Les données recueillies ne peuvent être conservées, sauf cas particuliers, plus de deux mois. La durée de conservation peut être supérieure à deux mois si une réglementation spécifique le prévoit ou être fixée à un an si la conservation des données est rendue nécessaire, soit dans un objectif d’historique des déplacements à des fins d’optimisation des tournées, soit à des fins de preuve des interventions effectuées, s’il n’est pas possible d’apporter la preuve par un autre moyen. Dans le cadre d’un suivi du temps de travail, seules les données relatives aux horaires effectués peuvent être conservées pour une durée de cinq ans.
Un système de géolocalisation ne peut être utilisé par l’employeur pour d’autres finalités que celles qui ont été déclarées auprès de la CNIL et portées à la connaissance des salariés. Le détournement de la finalité d’un système est sanctionné pénalement par cinq ans d’emprisonnement et 300 000 € d’amende (art. 226-21 du code pénal).
Garante des libertés individuelles, la Cour de cassation veille à ce que le dispositif soit justifié par la nature de la tâche à accomplir et proportionné au but recherché.

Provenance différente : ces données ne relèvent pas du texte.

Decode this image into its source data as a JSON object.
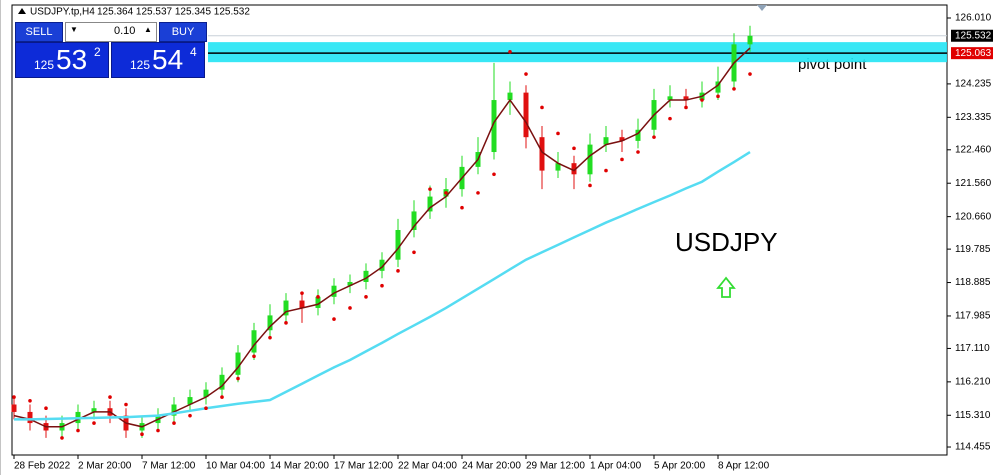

Il ne doit pas exister d’autres moyens moins intrusifs pour le salarié, plus respectueux des libertés individuelles.
Pour la Cour de cassation comme pour la CNIL, le contrôle du temps de travail par un système de géolocalisation n’est justifié que lorsque ce contrôle ne peut être fait par un autre moyen.
Au surplus, un tel système n’est pas licite dans le cas où le salarié dispose d’une liberté dans l’organisation de son travail (Cass. soc., 3 novembre 2011, n° 10-18036 ; Cass. soc., 17 décembre 2014, n° 13-23645).
L’idée générale est que la géolocalisation, comme tout système de surveillance, ne doit pas conduire à un contrôle permanent des salariés concernés.
Si le dispositif mis en place ne respecte pas ces règles, le salarié ou le syndicat peut notamment se rapprocher de la CNIL.